July 28, 2009 | By Brett Bobley

The next Digital Humanities Start-Up Grant deadline is October 6, 2009. If you are considering applying, I want to pass on some important advice. Applicants often ask: "To what audience should I address my proposal?" The answer is: a general one. Your application will be read by a variety of people including peer reviewers, NEH staff, and members of the NEH’s National Council on the Humanities.

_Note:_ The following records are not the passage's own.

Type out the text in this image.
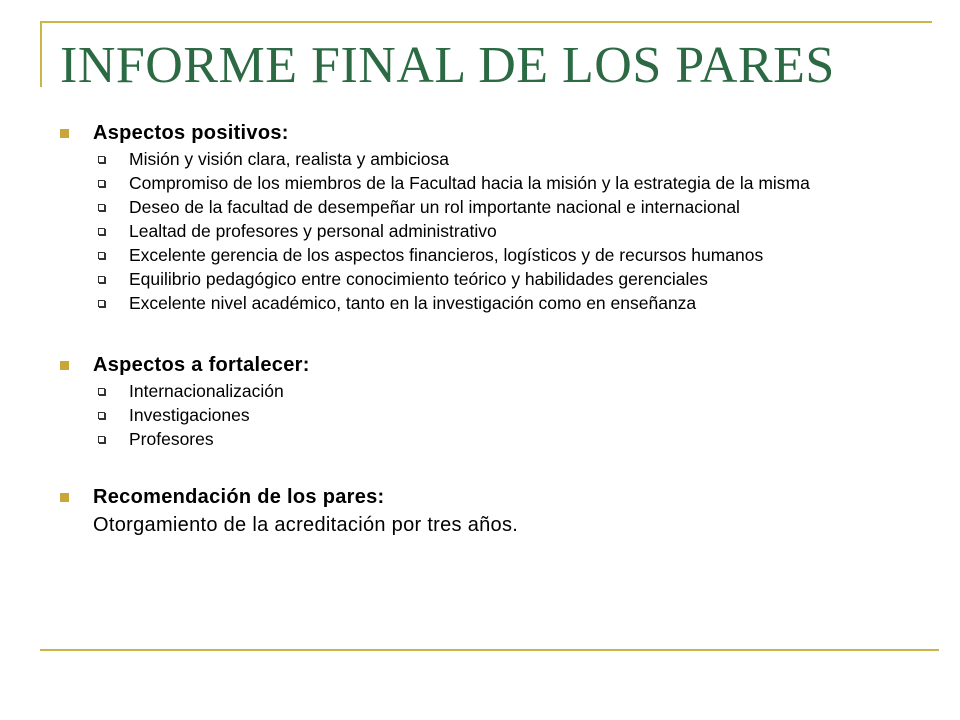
INFORME FINAL DE LOS PARES
Aspectos positivos:
Misión y visión clara, realista y ambiciosa
Compromiso de los miembros de la Facultad hacia la misión y la estrategia de la misma
Deseo de la facultad de desempeñar un rol importante nacional e internacional
Lealtad de profesores y personal administrativo
Excelente gerencia de los aspectos financieros, logísticos y de recursos humanos
Equilibrio pedagógico entre conocimiento teórico y habilidades gerenciales
Excelente nivel académico, tanto en la investigación como en enseñanza
Aspectos a fortalecer:
Internacionalización
Investigaciones
Profesores
Recomendación de los pares:
Otorgamiento de la acreditación por tres años.
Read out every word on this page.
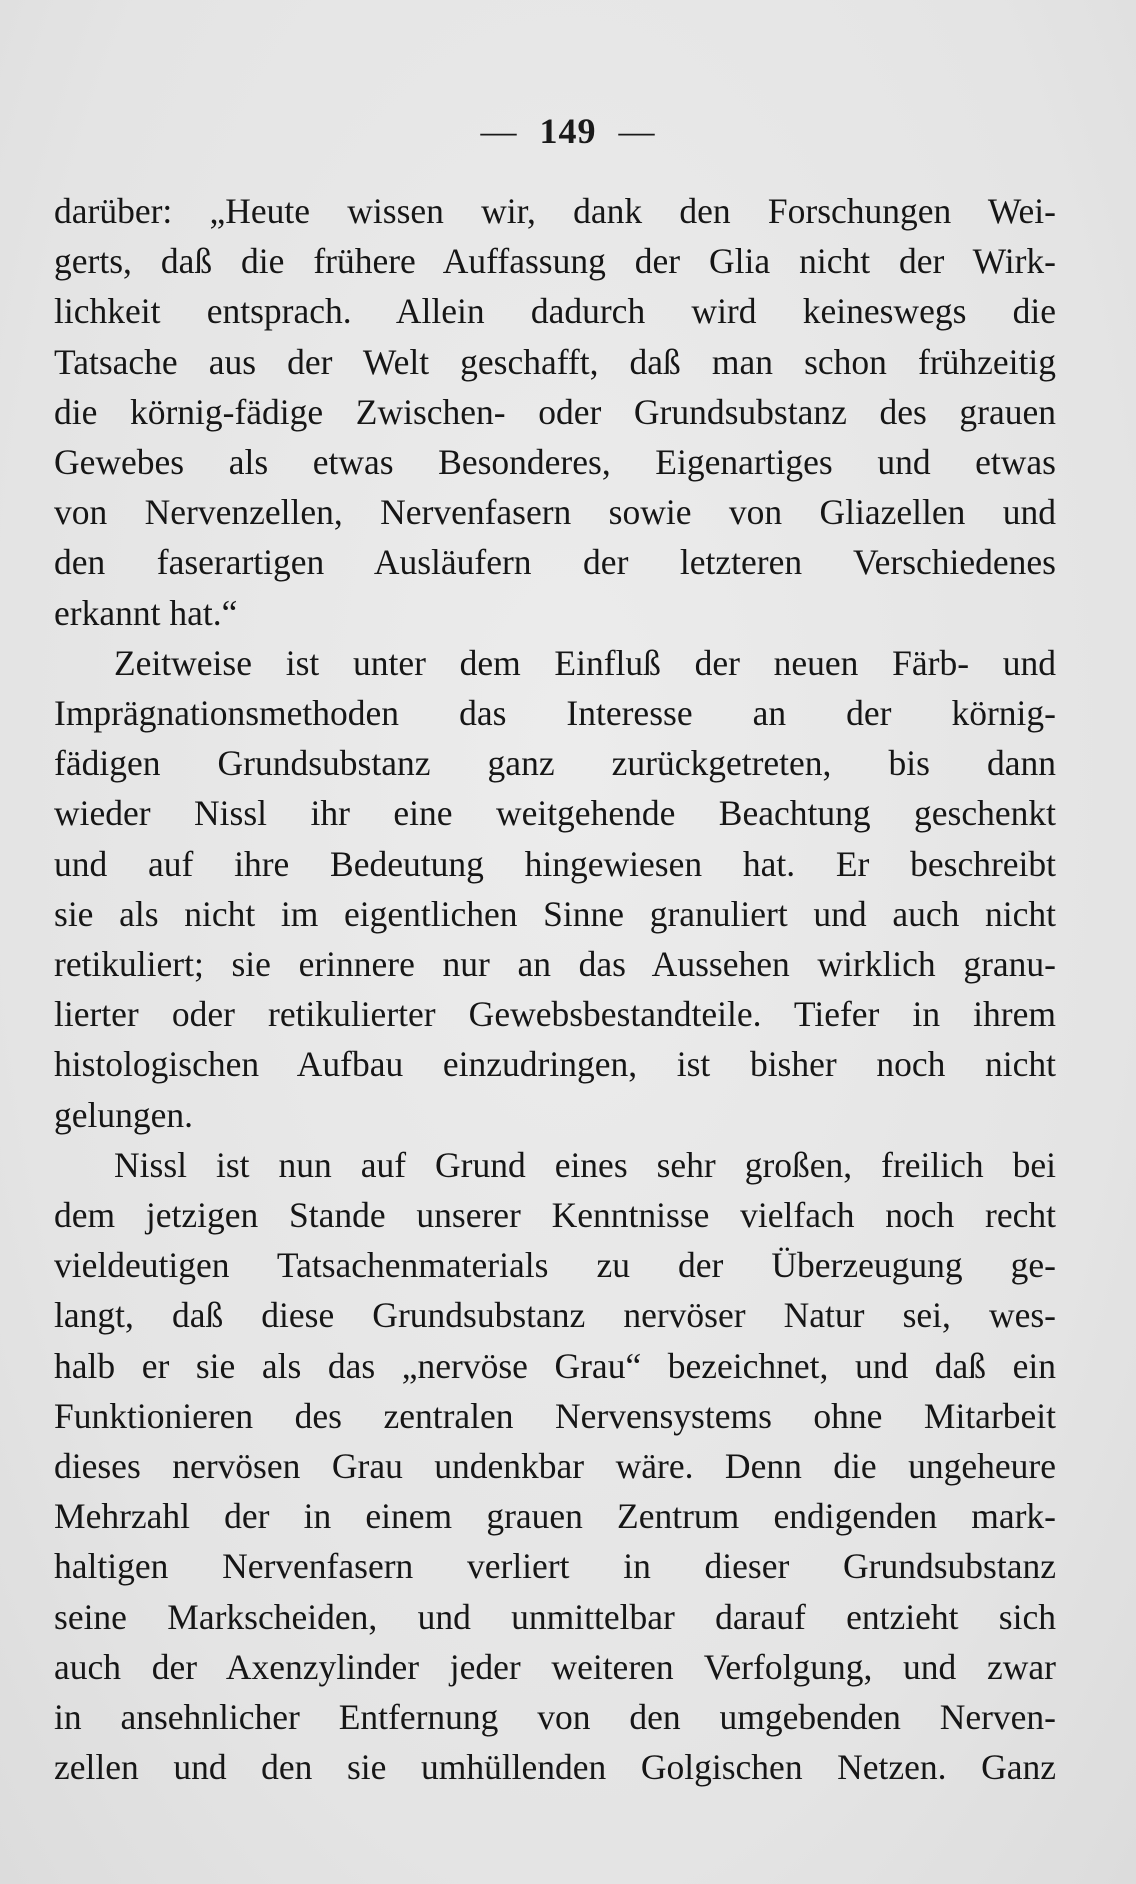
— 149 —

darüber: „Heute wissen wir, dank den Forschungen Wei-
gerts, daß die frühere Auffassung der Glia nicht der Wirk-
lichkeit entsprach. Allein dadurch wird keineswegs die
Tatsache aus der Welt geschafft, daß man schon frühzeitig
die körnig-fädige Zwischen- oder Grundsubstanz des grauen
Gewebes als etwas Besonderes, Eigenartiges und etwas
von Nervenzellen, Nervenfasern sowie von Gliazellen und
den faserartigen Ausläufern der letzteren Verschiedenes
erkannt hat.“

Zeitweise ist unter dem Einfluß der neuen Färb- und
Imprägnationsmethoden das Interesse an der körnig-
fädigen Grundsubstanz ganz zurückgetreten, bis dann
wieder Nissl ihr eine weitgehende Beachtung geschenkt
und auf ihre Bedeutung hingewiesen hat. Er beschreibt
sie als nicht im eigentlichen Sinne granuliert und auch nicht
retikuliert; sie erinnere nur an das Aussehen wirklich granu-
lierter oder retikulierter Gewebsbestandteile. Tiefer in ihrem
histologischen Aufbau einzudringen, ist bisher noch nicht
gelungen.

Nissl ist nun auf Grund eines sehr großen, freilich bei
dem jetzigen Stande unserer Kenntnisse vielfach noch recht
vieldeutigen Tatsachenmaterials zu der Überzeugung ge-
langt, daß diese Grundsubstanz nervöser Natur sei, wes-
halb er sie als das „nervöse Grau“ bezeichnet, und daß ein
Funktionieren des zentralen Nervensystems ohne Mitarbeit
dieses nervösen Grau undenkbar wäre. Denn die ungeheure
Mehrzahl der in einem grauen Zentrum endigenden mark-
haltigen Nervenfasern verliert in dieser Grundsubstanz
seine Markscheiden, und unmittelbar darauf entzieht sich
auch der Axenzylinder jeder weiteren Verfolgung, und zwar
in ansehnlicher Entfernung von den umgebenden Nerven-
zellen und den sie umhüllenden Golgischen Netzen. Ganz
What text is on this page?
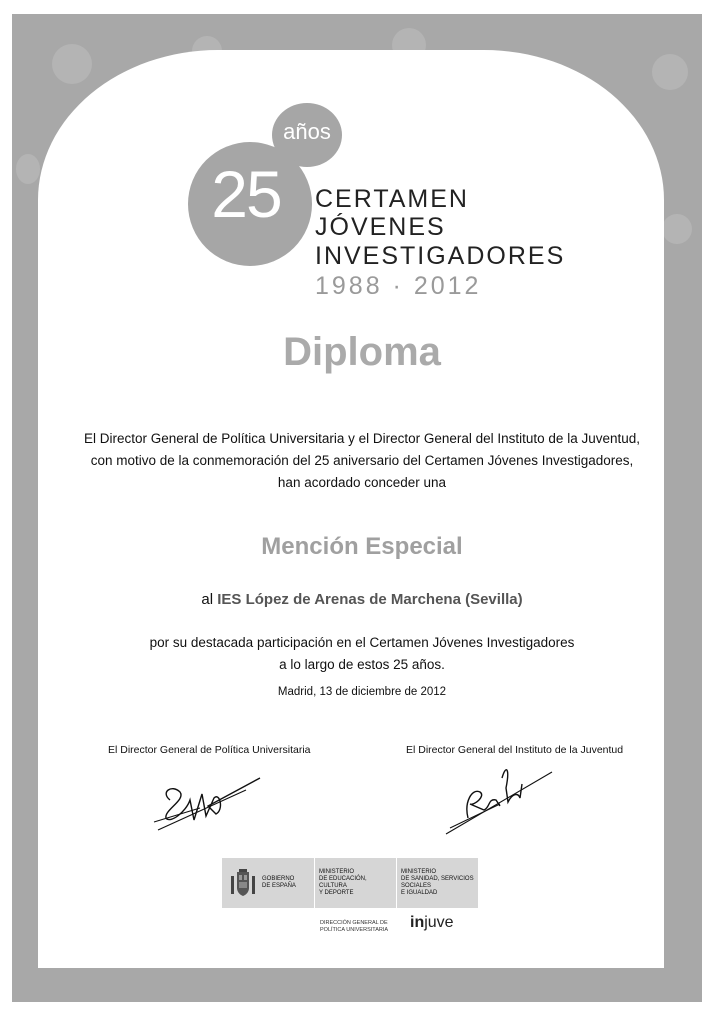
años
25	CERTAMEN
JÓVENES
INVESTIGADORES
1988 · 2012
Diploma
El Director General de Política Universitaria y el Director General del Instituto de la Juventud,
con motivo de la conmemoración del 25 aniversario del Certamen Jóvenes Investigadores,
han acordado conceder una
Mención Especial
al IES López de Arenas de Marchena (Sevilla)
por su destacada participación en el Certamen Jóvenes Investigadores
a lo largo de estos 25 años.
Madrid, 13 de diciembre de 2012
El Director General de Política Universitaria	El Director General del Instituto de la Juventud
GOBIERNO
DE ESPAÑA
MINISTERIO
DE EDUCACIÓN, CULTURA
Y DEPORTE
MINISTERIO
DE SANIDAD, SERVICIOS SOCIALES
E IGUALDAD
DIRECCIÓN GENERAL DE
POLÍTICA UNIVERSITARIA injuve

Hence, I wish to strongly emphasize the importance of writing your application in a clear fashion that can be understood by a non-technical audience. We realize that your project may be technical in nature and that part of the application will have to address complex technology issues. But particularly in your abstract and in the first portion of your narrative, it is very important that you write to a general audience that is familiar with the humanities, but may have no specific knowledge of technology or how your project fits into the humanities in a larger sense. This is your opportunity to make the “big picture” case for how your project advances the humanities.

Let me draw your attention to a few key sentences in the program guidelines that address this:

1) In section IV, in the description of the proposal abstract, it says:

Provide a one-paragraph (up to one thousand characters) abstract written for a nonspecialist audience that states clearly the importance of the proposed work and its relation to larger issues in the humanities.

2) Also in section IV, in the description of the contents of your narrative, it says:

Provide a clear and concise explanation of the start-up activities and the ultimate project results, noting their value to scholars, students, and general audiences in the humanities.

3) In section V, in the description of the evaluation criteria, the very first criterion is:

The intellectual significance of the long-term project for the humanities.

As these sentences indicate, it is really key that your proposal makes the case for the humanities significance of your project. As part of the review process, your application will be read by numerous people with different backgrounds, from different disciplines, with varying degrees of familiarity with the methodologies used in digital scholarship. So you must make your case to this wider audience. For example, if you were trying to describe your project to your provost, dean, or college president, how might you make the case? You may find it helpful to think about the classic "elevator pitch" -- that is, how might you briefly describe this project to someone outside your field who you've just met. Try to think about this as you craft your abstract and narrative.

While this tip is specifically talking about the Start-Up Grants, it really applies more broadly to all NEH grants. But with digital projects, you may have to take particular care to ensure that a non-technical reader understands why your project is important to the humanities.